Das coisinhas da vida #7

Dos irmãos e das irmãs.


Eu tenho um irmão mais velho. Somos um casalinho, é verdade.
Aqui estamos os dois, num Verão dos anos 80 em Cascais, na casa dos nossos Pais.
O meu quarto ficava numa ponta e o dele noutra, entre nós havia um corredor. Como a alcatifa do quarto (sim, nesse tempo usava-se alcatifa) era de cor diferente da do corredor, costumávamos dizer: "Se pisas a minha alcatifa estás lixado(a)!". O banco de trás do carro era um campo de batalha, as nossas brincadeiras passavam pelos muitos insultos, tinhamos discussões típicas de miúdos.
Como todos os irmãos, tanto nos insultávamos como seriamos os primeiros a ir correr a salvar o outro. Comecei a sair à noite com o meu irmão e os amigos dele, e ele vinha comigo e com as minhas amigas. Foi com ele que aprendi a gravar cassetes, a gostar de comprar discos e a ir ao cinema.
Os anos foram passando e nós fomos crescendo. 
Os irmãos continuam a ser "os irmãos", mesmo já adultos, cada um em sua casa, com a sua vida.
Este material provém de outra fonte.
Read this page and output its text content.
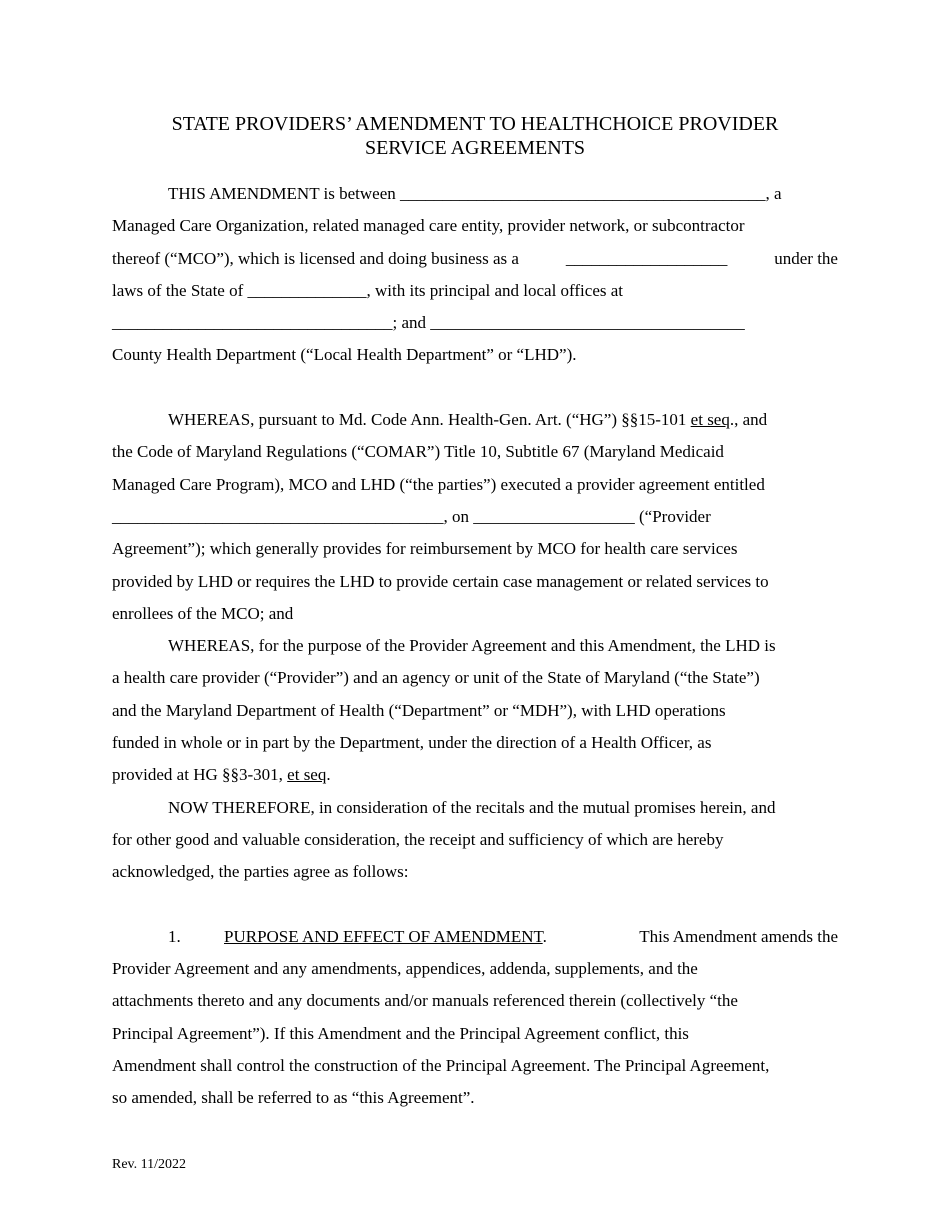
STATE PROVIDERS’ AMENDMENT TO HEALTHCHOICE PROVIDER
SERVICE AGREEMENTS
THIS AMENDMENT is between ___________________________________________, a
Managed Care Organization, related managed care entity, provider network, or subcontractor
thereof (“MCO”), which is licensed and doing business as a	___________________	under the
laws of the State of ______________, with its principal and local offices at
_________________________________; and _____________________________________
County Health Department (“Local Health Department” or “LHD”).
WHEREAS, pursuant to Md. Code Ann. Health-Gen. Art. (“HG”) §§15-101 et seq., and
the Code of Maryland Regulations (“COMAR”) Title 10, Subtitle 67 (Maryland Medicaid
Managed Care Program), MCO and LHD (“the parties”) executed a provider agreement entitled
_______________________________________, on ___________________ (“Provider
Agreement”); which generally provides for reimbursement by MCO for health care services
provided by LHD or requires the LHD to provide certain case management or related services to
enrollees of the MCO; and
WHEREAS, for the purpose of the Provider Agreement and this Amendment, the LHD is
a health care provider (“Provider”) and an agency or unit of the State of Maryland (“the State”)
and the Maryland Department of Health (“Department” or “MDH”), with LHD operations
funded in whole or in part by the Department, under the direction of a Health Officer, as
provided at HG §§3-301, et seq.
NOW THEREFORE, in consideration of the recitals and the mutual promises herein, and
for other good and valuable consideration, the receipt and sufficiency of which are hereby
acknowledged, the parties agree as follows:
1.	PURPOSE AND EFFECT OF AMENDMENT.	This Amendment amends the
Provider Agreement and any amendments, appendices, addenda, supplements, and the
attachments thereto and any documents and/or manuals referenced therein (collectively “the
Principal Agreement”). If this Amendment and the Principal Agreement conflict, this
Amendment shall control the construction of the Principal Agreement. The Principal Agreement,
so amended, shall be referred to as “this Agreement”.
Rev. 11/2022
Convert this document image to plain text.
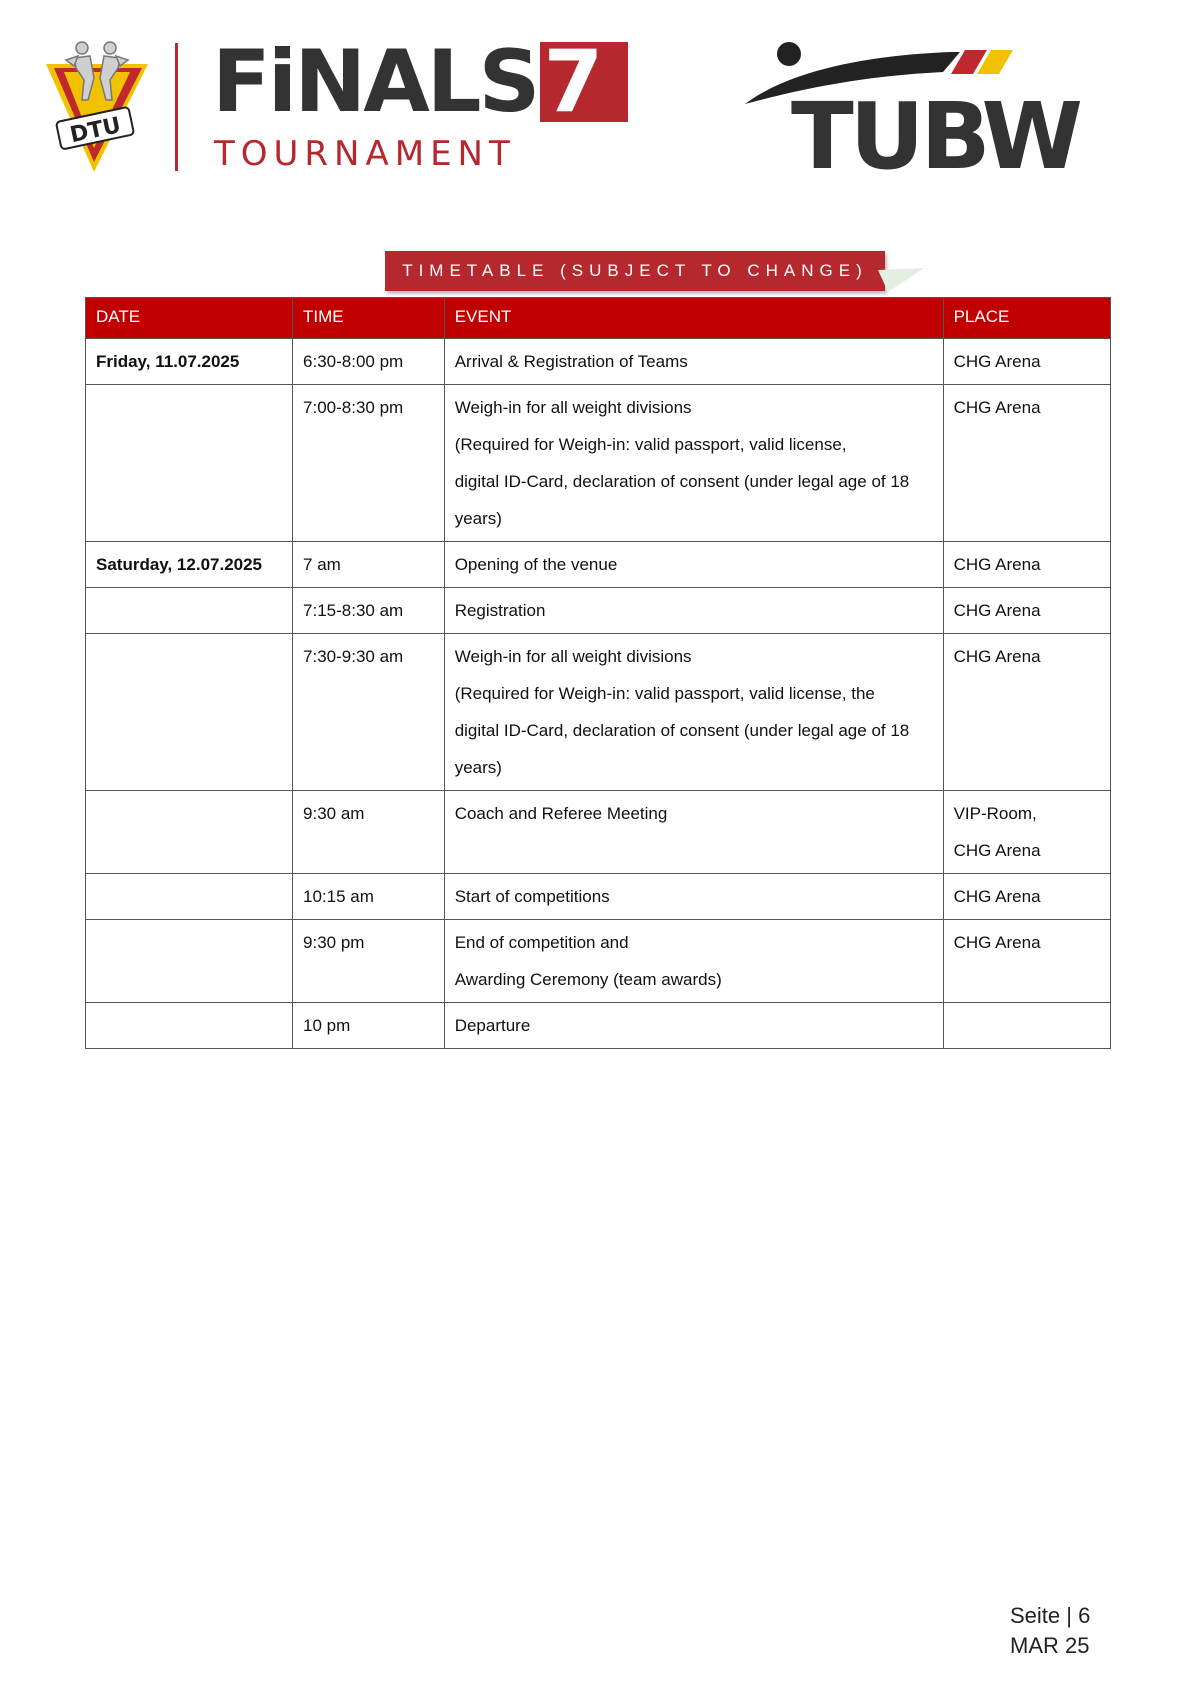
DTU FiNALS7
TOURNAMENT	TUBW
TIMETABLE (SUBJECT TO CHANGE)
DATE	TIME	EVENT	PLACE
Friday, 11.07.2025	6:30-8:00 pm	Arrival & Registration of Teams	CHG Arena

	7:00-8:30 pm	Weigh-in for all weight divisions
(Required for Weigh-in: valid passport, valid license,
digital ID-Card, declaration of consent (under legal age of 18
years)	CHG Arena

Saturday, 12.07.2025	7 am	Opening of the venue	CHG Arena

	7:15-8:30 am	Registration	CHG Arena

	7:30-9:30 am	Weigh-in for all weight divisions
(Required for Weigh-in: valid passport, valid license, the
digital ID-Card, declaration of consent (under legal age of 18
years)	CHG Arena

	9:30 am	Coach and Referee Meeting	VIP-Room,
CHG Arena

	10:15 am	Start of competitions	CHG Arena

	9:30 pm	End of competition and
Awarding Ceremony (team awards)	CHG Arena

	10 pm	Departure	

Seite | 6
MAR 25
Por muito anos que passem, não se deixa de ser o irmão com quem se fazia colecções de cromos ou se comia a mousse de chocolate às escondidas.  
Ou seja, por muito que a vida nos leve a destinos tão diferentes ou distantes, há uma ligação que fica para o resto dos nossos dias.
Há piadas com que só os irmãos se riem e o resto fica sem perceber a graça, pequenos gestos, frases, memórias da vivência em conjunto que ficam para toda a vida e só os irmãos sabem o seu significado.
Os irmãos são os primeiros a ser criticados pelos seus próprios irmãos e os últimos a quem admitimos uma crítica de alguém. Ninguém pode falar mal dos irmãos, só os irmãos!
Há literalmente um pacto de sangue entre eles, seja onde for, aconteça o que acontecer são um por todos e todos por um.
É claro que há irmãos que se odeiam de morte, e que já em idade adulta não se podem nem ver, por circunstâncias da vida ou momentos em que as pessoas agiram de forma incorrecta e se tornaram más, magoando o outro.
Eu aqui refiro-me aos irmãos que mesmo em adultos, andando às turras, são os primeiros a descodificar a nossa cabeça, a perceber o que estamos a sentir, a dizer o que mais ninguém teve a coragem de dizer, a dar uma "chapada" quando é preciso e um abraço do orgulho de irmão quando é sentido.
Daí que, e fazendo um apelo aos Pais ainda em idade jovem, dêem um irmão ao vosso filho único. Julgo ser o melhor presente que se pode dar a um filho. É uma parte de vida que não nos pertence mas que faz parte de nós, que nos confirma e completa, que nos  protege e perdoa sempre.
São os outros olhos de nós próprios, é um outro coração que partilhou o ventre da mesma Mãe, o sangue do mesmo Pai, ou o amor genuíno de uma mesma família.


3 comentários:

João disse...

E quando a batalha era no corredor, na hora de deitar, o nosso maior medo era que o pai ouvisse e viesse zangado pôr-nos em sentido!!
Essa fotografia é mitica!!! O fotógrafo residente tinha "olho"....
Obrigado mana....

Anónimo disse...

Como era? Tudo arrumado lápis por lápis...............Sempre.

Anónimo disse...

Coisinhas da vida que são muito importantes , que nos acompanham até ao fim da velhice.Isso é que é.